Sunday 13 November 2011

Review of The Help

I have been a bit slack with my movie reviews of late, so today you get two for the price of one. The Help which I saw last weekend at the cinema and Due Date which was our Tuesday night movie courtesy of Lovefilm.

The Help - currently in cinemas.


Year: 2011

Writer: Kathryn Stockett (novel), Tate Taylor (screenplay.)

Director: Tate Taylor

Starring:  Emma Stone, Viola Davis, Bryce Dallas Howard, Octavia Spencer, Allison Janey

Plot:  Set in Mississippi during the 1960s, Skeeter is a southern society girl who returns from college determined to become a writer. But she turns her friends lives and a Mississippi town upside down when she decides to interview the black women who have spent their lives taking care of prominent southern families.



As I have already posted about the novel on this blog back in September I am not going to go over the plot in detail again or reiterate my love for the original source material. I want to focus more on how faithful the movie is to the novel and also how it plays to those coming to it with fresh eyes.

Having absolutely fallen in love with the novel while reading it for my book group and hearing so much Oscar buzz about this film since July, I came to it with the same apprehension as when I went to see One Day. While I was pleasantly surprised with that film, this movie exceeded my expectations! Top marks go to the casting directors Kerry Barden and Paul Schnee, who managed to find Skeeter's geekiness and empathy in rising star Emma Stone, Minny's sassiness in Octavia Spencer, Hilly Holbrook's prejudice and vengefulness in Bryce Dallas Howard and Aibleen's quiet strength in Viola Davis.

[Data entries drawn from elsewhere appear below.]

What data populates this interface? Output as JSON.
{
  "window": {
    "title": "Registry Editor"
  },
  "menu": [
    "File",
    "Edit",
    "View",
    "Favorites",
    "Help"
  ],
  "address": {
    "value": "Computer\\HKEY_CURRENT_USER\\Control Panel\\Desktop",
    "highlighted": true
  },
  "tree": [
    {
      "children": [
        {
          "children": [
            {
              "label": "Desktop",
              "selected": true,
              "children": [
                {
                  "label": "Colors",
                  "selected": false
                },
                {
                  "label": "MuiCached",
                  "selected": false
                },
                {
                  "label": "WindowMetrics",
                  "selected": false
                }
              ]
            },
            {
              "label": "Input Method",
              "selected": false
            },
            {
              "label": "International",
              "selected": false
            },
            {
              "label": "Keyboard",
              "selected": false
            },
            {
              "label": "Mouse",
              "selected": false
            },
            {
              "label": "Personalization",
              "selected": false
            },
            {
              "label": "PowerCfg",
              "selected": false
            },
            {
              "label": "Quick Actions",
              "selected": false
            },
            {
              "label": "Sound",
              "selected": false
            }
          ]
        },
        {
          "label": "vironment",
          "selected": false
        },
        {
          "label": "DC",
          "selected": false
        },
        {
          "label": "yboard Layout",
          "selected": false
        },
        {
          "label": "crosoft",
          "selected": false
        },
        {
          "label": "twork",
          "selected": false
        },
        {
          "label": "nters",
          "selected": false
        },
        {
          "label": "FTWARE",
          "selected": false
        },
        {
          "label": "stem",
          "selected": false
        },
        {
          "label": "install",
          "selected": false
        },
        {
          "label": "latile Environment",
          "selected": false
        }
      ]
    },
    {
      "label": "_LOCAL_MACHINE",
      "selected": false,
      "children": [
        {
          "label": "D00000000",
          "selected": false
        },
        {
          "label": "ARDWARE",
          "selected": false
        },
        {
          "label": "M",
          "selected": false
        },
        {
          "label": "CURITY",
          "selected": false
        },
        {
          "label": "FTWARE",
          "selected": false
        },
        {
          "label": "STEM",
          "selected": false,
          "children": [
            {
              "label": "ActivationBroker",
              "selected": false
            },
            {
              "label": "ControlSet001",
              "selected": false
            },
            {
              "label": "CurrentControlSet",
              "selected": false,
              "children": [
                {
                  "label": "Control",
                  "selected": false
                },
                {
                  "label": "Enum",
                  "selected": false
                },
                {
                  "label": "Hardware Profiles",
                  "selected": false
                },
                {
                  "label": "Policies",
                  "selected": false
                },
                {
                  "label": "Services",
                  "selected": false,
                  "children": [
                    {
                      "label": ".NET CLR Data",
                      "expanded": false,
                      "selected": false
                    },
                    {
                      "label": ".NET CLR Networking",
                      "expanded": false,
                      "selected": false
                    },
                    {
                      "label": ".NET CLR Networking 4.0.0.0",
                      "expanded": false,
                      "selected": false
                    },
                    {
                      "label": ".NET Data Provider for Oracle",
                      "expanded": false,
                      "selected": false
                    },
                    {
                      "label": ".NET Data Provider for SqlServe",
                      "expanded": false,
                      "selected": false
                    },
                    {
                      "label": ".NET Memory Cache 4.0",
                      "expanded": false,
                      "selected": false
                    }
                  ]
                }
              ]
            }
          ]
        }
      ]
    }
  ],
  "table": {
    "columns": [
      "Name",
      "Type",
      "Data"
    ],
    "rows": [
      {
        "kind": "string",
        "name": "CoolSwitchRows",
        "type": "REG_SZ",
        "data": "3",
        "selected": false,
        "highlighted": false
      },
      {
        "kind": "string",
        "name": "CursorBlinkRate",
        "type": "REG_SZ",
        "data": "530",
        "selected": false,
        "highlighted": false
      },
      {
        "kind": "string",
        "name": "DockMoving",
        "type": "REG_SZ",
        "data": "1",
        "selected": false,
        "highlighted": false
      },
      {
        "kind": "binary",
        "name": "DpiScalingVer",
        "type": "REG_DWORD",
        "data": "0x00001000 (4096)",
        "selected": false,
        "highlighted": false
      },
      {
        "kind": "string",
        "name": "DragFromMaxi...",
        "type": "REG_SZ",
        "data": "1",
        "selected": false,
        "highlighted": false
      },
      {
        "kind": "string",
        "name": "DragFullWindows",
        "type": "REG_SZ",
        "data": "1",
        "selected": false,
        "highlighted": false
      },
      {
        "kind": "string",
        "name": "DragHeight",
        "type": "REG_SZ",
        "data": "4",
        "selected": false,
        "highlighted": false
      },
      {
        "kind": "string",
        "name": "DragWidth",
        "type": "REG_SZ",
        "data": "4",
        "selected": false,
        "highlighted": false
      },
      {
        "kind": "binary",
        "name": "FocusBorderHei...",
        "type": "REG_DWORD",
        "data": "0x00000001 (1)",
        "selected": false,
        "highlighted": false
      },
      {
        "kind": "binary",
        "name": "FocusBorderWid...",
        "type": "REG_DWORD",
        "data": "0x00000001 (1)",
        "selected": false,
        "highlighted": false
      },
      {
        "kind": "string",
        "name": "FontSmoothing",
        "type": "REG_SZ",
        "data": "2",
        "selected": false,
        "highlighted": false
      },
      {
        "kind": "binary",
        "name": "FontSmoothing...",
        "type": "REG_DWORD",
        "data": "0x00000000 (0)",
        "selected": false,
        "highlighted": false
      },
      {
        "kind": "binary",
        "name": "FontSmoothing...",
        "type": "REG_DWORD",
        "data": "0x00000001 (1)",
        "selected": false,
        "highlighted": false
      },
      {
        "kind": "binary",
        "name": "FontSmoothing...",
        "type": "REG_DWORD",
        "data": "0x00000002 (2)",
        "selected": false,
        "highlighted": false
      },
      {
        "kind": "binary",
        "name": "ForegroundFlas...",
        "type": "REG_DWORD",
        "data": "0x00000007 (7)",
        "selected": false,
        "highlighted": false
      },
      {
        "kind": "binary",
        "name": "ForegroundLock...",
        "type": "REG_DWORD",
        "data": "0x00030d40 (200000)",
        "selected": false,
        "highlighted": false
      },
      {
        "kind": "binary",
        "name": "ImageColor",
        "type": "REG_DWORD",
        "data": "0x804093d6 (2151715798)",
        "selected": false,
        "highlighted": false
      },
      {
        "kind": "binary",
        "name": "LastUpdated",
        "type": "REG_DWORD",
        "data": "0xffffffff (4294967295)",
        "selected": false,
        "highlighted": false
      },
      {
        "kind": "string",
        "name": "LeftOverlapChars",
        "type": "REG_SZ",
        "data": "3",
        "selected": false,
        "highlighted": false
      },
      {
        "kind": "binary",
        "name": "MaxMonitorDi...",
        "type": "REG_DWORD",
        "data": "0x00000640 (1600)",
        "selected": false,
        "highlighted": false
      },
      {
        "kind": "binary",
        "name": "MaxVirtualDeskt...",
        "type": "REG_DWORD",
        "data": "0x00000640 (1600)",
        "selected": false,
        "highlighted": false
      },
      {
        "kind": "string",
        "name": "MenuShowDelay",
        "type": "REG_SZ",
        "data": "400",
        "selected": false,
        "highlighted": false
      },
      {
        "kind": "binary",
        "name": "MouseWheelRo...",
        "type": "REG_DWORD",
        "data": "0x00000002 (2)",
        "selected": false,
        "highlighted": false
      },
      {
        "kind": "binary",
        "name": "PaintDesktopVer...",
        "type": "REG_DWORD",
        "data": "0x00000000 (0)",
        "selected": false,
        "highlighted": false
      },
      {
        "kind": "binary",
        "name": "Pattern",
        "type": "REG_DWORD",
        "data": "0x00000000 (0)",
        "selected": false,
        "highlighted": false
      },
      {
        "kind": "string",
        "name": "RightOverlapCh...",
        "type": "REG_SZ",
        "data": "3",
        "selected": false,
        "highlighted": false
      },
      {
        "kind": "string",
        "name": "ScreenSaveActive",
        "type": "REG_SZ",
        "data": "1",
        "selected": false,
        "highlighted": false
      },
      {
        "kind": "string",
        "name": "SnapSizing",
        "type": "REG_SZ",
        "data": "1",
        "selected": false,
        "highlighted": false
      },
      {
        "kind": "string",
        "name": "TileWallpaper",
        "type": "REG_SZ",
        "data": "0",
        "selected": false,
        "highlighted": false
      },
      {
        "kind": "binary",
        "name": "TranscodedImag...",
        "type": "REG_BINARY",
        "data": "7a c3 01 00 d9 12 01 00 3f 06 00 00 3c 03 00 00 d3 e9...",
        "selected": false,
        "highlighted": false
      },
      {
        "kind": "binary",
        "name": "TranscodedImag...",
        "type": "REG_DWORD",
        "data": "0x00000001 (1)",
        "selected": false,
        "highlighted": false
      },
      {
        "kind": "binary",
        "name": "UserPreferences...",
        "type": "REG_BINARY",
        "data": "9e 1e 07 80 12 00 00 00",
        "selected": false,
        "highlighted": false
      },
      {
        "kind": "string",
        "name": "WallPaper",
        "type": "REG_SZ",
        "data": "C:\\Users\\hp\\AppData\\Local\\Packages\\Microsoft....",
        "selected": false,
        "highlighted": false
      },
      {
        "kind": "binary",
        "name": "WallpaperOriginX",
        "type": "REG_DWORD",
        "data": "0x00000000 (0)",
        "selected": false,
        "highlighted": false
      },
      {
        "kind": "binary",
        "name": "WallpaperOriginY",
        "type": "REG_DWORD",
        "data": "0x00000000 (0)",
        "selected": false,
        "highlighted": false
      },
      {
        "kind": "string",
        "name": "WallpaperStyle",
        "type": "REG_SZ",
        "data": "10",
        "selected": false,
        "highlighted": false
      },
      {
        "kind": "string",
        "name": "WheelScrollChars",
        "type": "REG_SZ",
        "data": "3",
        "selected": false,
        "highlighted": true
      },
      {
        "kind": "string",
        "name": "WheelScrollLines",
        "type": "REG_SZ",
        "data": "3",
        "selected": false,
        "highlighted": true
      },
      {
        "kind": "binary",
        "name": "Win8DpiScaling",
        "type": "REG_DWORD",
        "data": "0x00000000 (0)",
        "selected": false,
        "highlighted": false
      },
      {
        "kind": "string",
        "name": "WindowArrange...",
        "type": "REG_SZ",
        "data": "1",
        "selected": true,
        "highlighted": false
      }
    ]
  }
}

To be honest I could go on, as there is not single female performance in this movie that deserves to go unmentioned. It is great to see a mainstream movie with such a wide range of well developed female characters and I can imagine that every actress in Hollywood was fighting to be a part of this picture. Particular praise has to go to Jessica Chastain as dizzy blonde Celia Foote. She is the spitting image of how I imagined the character to be when reading the novel and her portrayal of Celia as being a naive girl with a big heart avoids the dumb white trash girl route that other actresses may have been tempted to take.

At no point during the movie did I feel anyone in the cinema getting restless and the balance of humour and pathos was just right, tears were shed in sadness and happiness!

If I had to come up with one negative point about the film, it would be that I feel it does shirk away slightly from some of the more controversial plot points or negative aspects of the characters. For example, in the boo  at no point do you feel any sympathy for Elizabeth Leefolt in her neglect of her daughter, while in the movie the character seems more conflicted in her actions. Readers of the novel may also be annoyed by the fact that the whole plot strand involving the reasons for the firing of Skeeter's childhood maid has been completely changed to something much more simplistic and less taboo.

To summarise this is a fantastically scripted and directed movie with some fantastic female performances and I am sure it is bound to come away with many Oscar nominations!

I would love to know if you have seen this film and if so what you thought of it? If you read the book, did it meet your expectations?